Over the past two years, the Urur-Olcott Kuppam Vizha has stoked the villagers’ pride in traditional art forms that are usually dismissed under the disparaging umbrella of ‘the folk arts’: arts such as paraiaattam, koothu and villupaattu. In its third edition, the Vizha is bigger, ambitious and inventive. One of the themes this year is to bring marginalised aesthetics to distinguished venues in Chennai associated with the classical arts. Over the past weekend, in the run-up to the events at the Kuppam, Raga Sudha Hall in Mylapore hosted an unusual performance by Gaana Viji, an artiste who sings at funerals in the ‘gaana’ tradition. “To an audience that has grown tired of listening to classical music, my music was refreshing,” says Viji, an orphan who grew up on the streets of Chennai, after the event. “It is a general misconception that gaana is something sung by drunks in a slum. I have sung in Tamil films and toured 12 countries. I sing not of the gods but of the realities of life and death, and it feels like a victory to be able to do so at this venue,” he says.
N Deepan, a 26-year-old who led a group of paraiaattam artistes in a performance at the hall the following day, was pleasantly surprised when an elderly gentleman stood up and started dancing to the rousing drumming. “The audience was the kind you would see in a Carnatic concert and they had many questions about the art form,” he says. The performing group consists of students and young professionals who were once child labourers in Korukkupettai, north Chennai. Thanks to the Arunodaya Centre for Street and Working Children, they trained in several arts, including an ancient tradition of drumming and dancing called paraiattam. “The distinguishing feature of parai is that it evokes emotion and forces you to dance or clap. By definition, it is something that won’t disappoint. Don’t you think such an art form deserves a grand stage?” says Deepan.

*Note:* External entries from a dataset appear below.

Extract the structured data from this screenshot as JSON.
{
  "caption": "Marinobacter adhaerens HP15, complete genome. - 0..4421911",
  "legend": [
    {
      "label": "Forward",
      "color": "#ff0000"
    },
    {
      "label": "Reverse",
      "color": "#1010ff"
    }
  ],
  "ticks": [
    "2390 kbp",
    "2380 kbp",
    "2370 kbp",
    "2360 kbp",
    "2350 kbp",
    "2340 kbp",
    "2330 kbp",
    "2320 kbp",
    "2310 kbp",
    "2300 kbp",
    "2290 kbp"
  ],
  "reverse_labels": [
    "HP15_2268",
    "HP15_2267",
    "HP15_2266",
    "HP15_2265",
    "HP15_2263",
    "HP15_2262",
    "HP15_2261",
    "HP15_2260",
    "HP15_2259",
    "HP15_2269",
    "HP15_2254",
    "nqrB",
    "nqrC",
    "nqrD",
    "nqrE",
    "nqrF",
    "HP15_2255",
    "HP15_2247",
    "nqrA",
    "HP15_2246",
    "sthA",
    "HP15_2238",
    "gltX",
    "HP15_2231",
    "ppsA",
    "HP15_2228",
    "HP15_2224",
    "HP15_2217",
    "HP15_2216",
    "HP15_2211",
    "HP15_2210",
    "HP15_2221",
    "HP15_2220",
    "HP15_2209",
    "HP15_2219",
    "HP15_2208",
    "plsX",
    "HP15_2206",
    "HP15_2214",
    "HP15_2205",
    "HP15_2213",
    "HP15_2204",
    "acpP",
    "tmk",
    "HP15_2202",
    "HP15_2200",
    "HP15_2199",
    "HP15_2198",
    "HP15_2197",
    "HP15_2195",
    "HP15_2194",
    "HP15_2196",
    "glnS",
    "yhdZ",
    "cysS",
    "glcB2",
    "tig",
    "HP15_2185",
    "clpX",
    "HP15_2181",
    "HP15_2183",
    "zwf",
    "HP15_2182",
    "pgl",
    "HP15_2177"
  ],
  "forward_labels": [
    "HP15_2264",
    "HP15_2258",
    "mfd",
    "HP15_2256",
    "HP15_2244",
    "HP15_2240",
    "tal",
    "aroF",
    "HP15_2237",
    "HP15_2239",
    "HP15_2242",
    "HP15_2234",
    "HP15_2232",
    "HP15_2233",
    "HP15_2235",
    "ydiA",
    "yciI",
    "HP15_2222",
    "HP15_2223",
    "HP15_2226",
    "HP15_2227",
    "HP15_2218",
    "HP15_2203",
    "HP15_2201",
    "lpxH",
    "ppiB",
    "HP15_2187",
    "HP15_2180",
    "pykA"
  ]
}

The Vizha comes at a time when Tamil youth are redefining their identity as challengers of the regime. By providing an equal platform to less-appreciated Tamil arts, Krishna, who won the Ramon Magsaysay award for 2016, has cleared the exalted air around classical music. The festival is, equally, an effort to terraform the Carnatic music world by encouraging musicians to perform for different audiences. Vidya Kalyanaraman, a 30-year-old Carnatic vocalist who will sing at the Kuppam along with three other musicians, says she is looking forward to it. “It is a nice contrast after the kutcheri season. We are working on a different sort of concert, including pieces like a Bharatidasan song about nature that wouldn’t quite fit into a traditional kutcheri. At the same time, we don’t want to restrict ourselves to Tamil. Who is to say the audience will not enjoy Telugu compositions just as much?” she says. Like most Carnatic musicians, Kalyanaraman has sung at the grandest of venues and at temples so small they have had to put up a tent outside. “Even at these obscure temples, it is the usual temple-going crowd that attends the concerts. With the Urur-Olcott festival, our music can reach a wider audience, and I wouldn’t miss it for anything,” she adds.
It is also about taking music to everyday public spaces. The blinkers are off and young Carnatic musicians participating in the festival are preparing to hop on and off public buses in a novel relay concert. They are beginning to think critically about themselves and their environment and wondering what music can mean beyond the art itself. It is time to unlearn the Margazhi experience.